Ex.: Bridget Jones descobre que seu namorado Mark está envolvido com outra mulher em O Diário de Bridget Jones; Jack Reacher desconfia que a mulher com quem ele está envolvido pode ser uma assassina.
6) Mate alguém.
Ex.: Quando o herói está perto de descobrir quem matou determinada pessoa, outra é assassinada (o que o faz voltar à estaca zero, mas ganha a certeza de que o assassino o conhece, conhece o tipo de enredo? ) Outro exemplo: já repararam que na série 24h, Jack Bauer luta com um monte de caras maus pelas primeiras 12 horas, apenas para perceber no meio que o verdadeiro vilão é alguém completamente diferente?
7) Revele um segredo.
O ponto central é um ótimo lugar para revelar segredos. Pense em O Código Da Vinci. O ponto médio do romance de Dan Brown é a descoberta do que é o Santo Graal. Essa revelação traz novas informações e muda a forma como o protagonista vê seu mundo e o problema.
8) Pegadinha
O ponto médio também é ótimo para revelar uma pegadinha, onde o protagonista acha que ganhou, mas a verdade é exatamente o oposto. O protagonista recebe tudo o que ele pensou que ele queria, mas se dá conta de que auilo foi o pior que poderia ter acontecido a ele.

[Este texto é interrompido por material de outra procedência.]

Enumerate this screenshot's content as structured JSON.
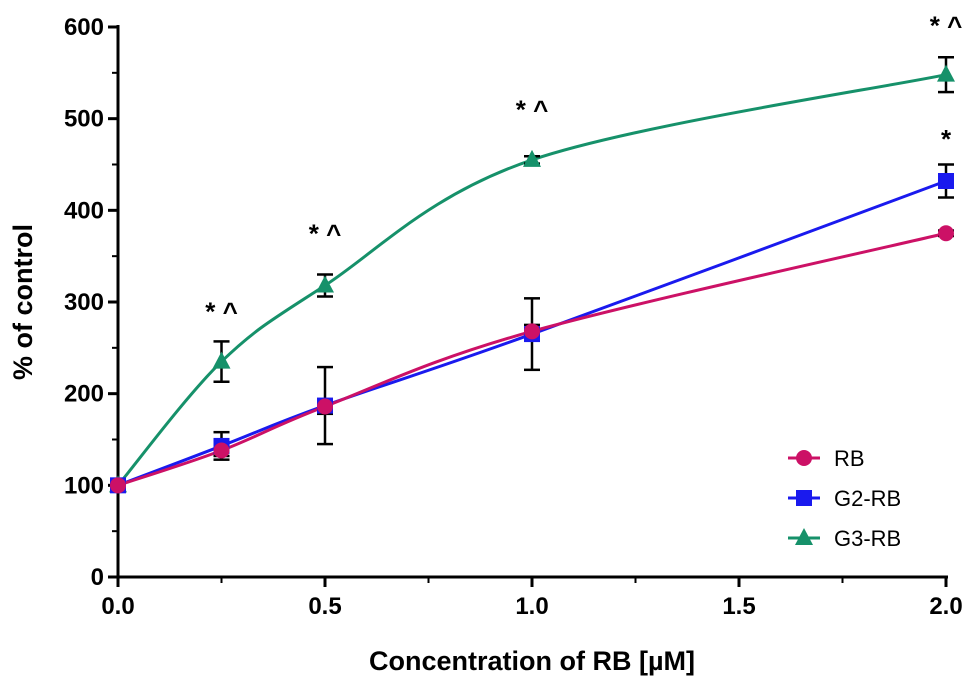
{
  "chart_data": {
    "type": "line",
    "title": "",
    "xlabel": "Concentration of RB [µM]",
    "ylabel": "% of control",
    "xlim": [
      0,
      2.0
    ],
    "ylim": [
      0,
      600
    ],
    "x_ticks": [
      0.0,
      0.5,
      1.0,
      1.5,
      2.0
    ],
    "x_tick_labels": [
      "0.0",
      "0.5",
      "1.0",
      "1.5",
      "2.0"
    ],
    "y_ticks": [
      0,
      100,
      200,
      300,
      400,
      500,
      600
    ],
    "y_tick_labels": [
      "0",
      "100",
      "200",
      "300",
      "400",
      "500",
      "600"
    ],
    "grid": false,
    "legend_position": "bottom-right",
    "series": [
      {
        "name": "RB",
        "color": "#cc1166",
        "marker": "circle",
        "x": [
          0,
          0.25,
          0.5,
          1.0,
          2.0
        ],
        "y": [
          100,
          138,
          186,
          268,
          375
        ],
        "err": [
          0,
          6,
          8,
          7,
          3
        ]
      },
      {
        "name": "G2-RB",
        "color": "#1a1aee",
        "marker": "square",
        "x": [
          0,
          0.25,
          0.5,
          1.0,
          2.0
        ],
        "y": [
          100,
          143,
          187,
          265,
          432
        ],
        "err": [
          0,
          15,
          42,
          39,
          18
        ]
      },
      {
        "name": "G3-RB",
        "color": "#16916a",
        "marker": "triangle",
        "x": [
          0,
          0.25,
          0.5,
          1.0,
          2.0
        ],
        "y": [
          100,
          235,
          318,
          455,
          548
        ],
        "err": [
          0,
          22,
          12,
          4,
          19
        ]
      }
    ],
    "annotations": [
      {
        "text": "* ^",
        "x": 0.25,
        "y": 280
      },
      {
        "text": "* ^",
        "x": 0.5,
        "y": 365
      },
      {
        "text": "* ^",
        "x": 1.0,
        "y": 500
      },
      {
        "text": "*",
        "x": 2.0,
        "y": 468
      },
      {
        "text": "* ^",
        "x": 2.0,
        "y": 592
      }
    ]
  }
}
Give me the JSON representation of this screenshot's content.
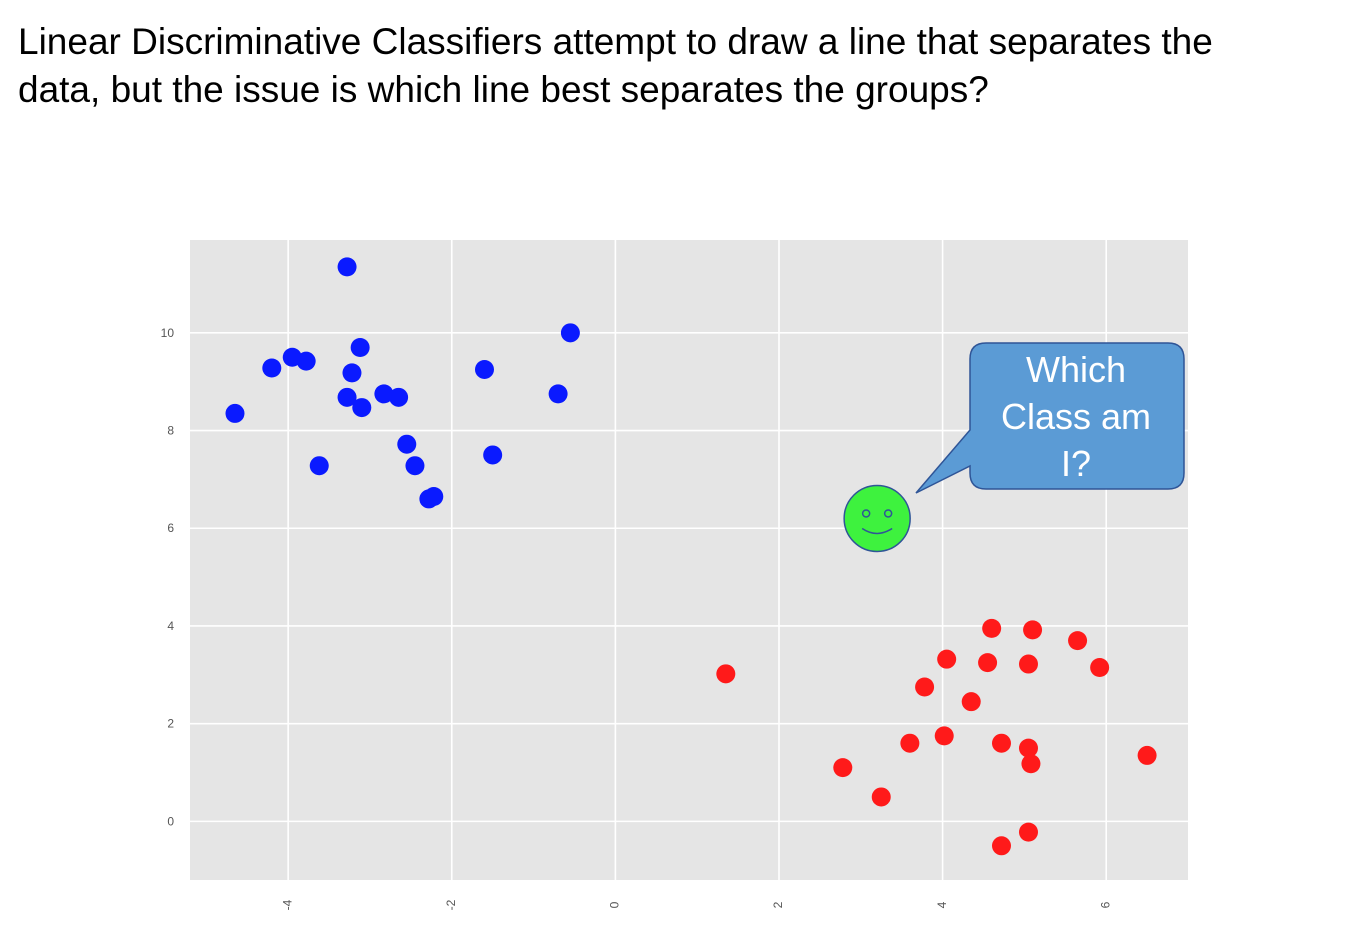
{
  "heading": {
    "line1": "Linear Discriminative Classifiers attempt to draw a line that separates the",
    "line2": "data, but the issue is which line best separates the groups?"
  },
  "callout": {
    "lines": [
      "Which",
      "Class am",
      "I?"
    ],
    "fill": "#5b9bd5",
    "border": "#2f5597"
  },
  "unknown_point": {
    "x": 3.2,
    "y": 6.2,
    "fill": "#3ef23e",
    "face_icon": "smiley-face-icon"
  },
  "chart_data": {
    "type": "scatter",
    "xlim": [
      -5.2,
      7.0
    ],
    "ylim": [
      -1.2,
      11.9
    ],
    "x_ticks": [
      -4,
      -2,
      0,
      2,
      4,
      6
    ],
    "x_tick_labels": [
      "-4",
      "-2",
      "0",
      "2",
      "4",
      "6"
    ],
    "y_ticks": [
      0,
      2,
      4,
      6,
      8,
      10
    ],
    "y_tick_labels": [
      "0",
      "2",
      "4",
      "6",
      "8",
      "10"
    ],
    "grid": true,
    "background": "#e5e5e5",
    "series": [
      {
        "color": "#0a1aff",
        "points": [
          [
            -3.28,
            11.35
          ],
          [
            -0.55,
            10.0
          ],
          [
            -3.12,
            9.7
          ],
          [
            -3.95,
            9.5
          ],
          [
            -3.78,
            9.42
          ],
          [
            -4.2,
            9.28
          ],
          [
            -3.22,
            9.18
          ],
          [
            -1.6,
            9.25
          ],
          [
            -2.83,
            8.75
          ],
          [
            -2.65,
            8.68
          ],
          [
            -3.28,
            8.68
          ],
          [
            -3.1,
            8.47
          ],
          [
            -0.7,
            8.75
          ],
          [
            -4.65,
            8.35
          ],
          [
            -2.55,
            7.72
          ],
          [
            -1.5,
            7.5
          ],
          [
            -3.62,
            7.28
          ],
          [
            -2.45,
            7.28
          ],
          [
            -2.22,
            6.65
          ],
          [
            -2.28,
            6.6
          ]
        ]
      },
      {
        "color": "#ff1a1a",
        "points": [
          [
            4.6,
            3.95
          ],
          [
            5.1,
            3.92
          ],
          [
            5.65,
            3.7
          ],
          [
            4.05,
            3.32
          ],
          [
            4.55,
            3.25
          ],
          [
            5.05,
            3.22
          ],
          [
            5.92,
            3.15
          ],
          [
            1.35,
            3.02
          ],
          [
            3.78,
            2.75
          ],
          [
            4.35,
            2.45
          ],
          [
            4.02,
            1.75
          ],
          [
            3.6,
            1.6
          ],
          [
            4.72,
            1.6
          ],
          [
            5.05,
            1.5
          ],
          [
            6.5,
            1.35
          ],
          [
            5.08,
            1.18
          ],
          [
            2.78,
            1.1
          ],
          [
            3.25,
            0.5
          ],
          [
            5.05,
            -0.22
          ],
          [
            4.72,
            -0.5
          ]
        ]
      }
    ]
  }
}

Ex.: Em Jogos Vorazes, quando Katniss é picada pela vespa, ela tem certeza que vai morrer pelas mãos de Peeta, mas ele a salva.
9) Aumente as apostas e a pressão.
Como Katniss vai matar Peeta ou Rue? Como vai vencer se precisa eliminar todos? A cada pessoa que ela se aproxima (e se afeiçoa), mais roemos as unhas. Faça o personagem se aproximar de quem ele não deveria, e afeiçoar-se a ele /ela.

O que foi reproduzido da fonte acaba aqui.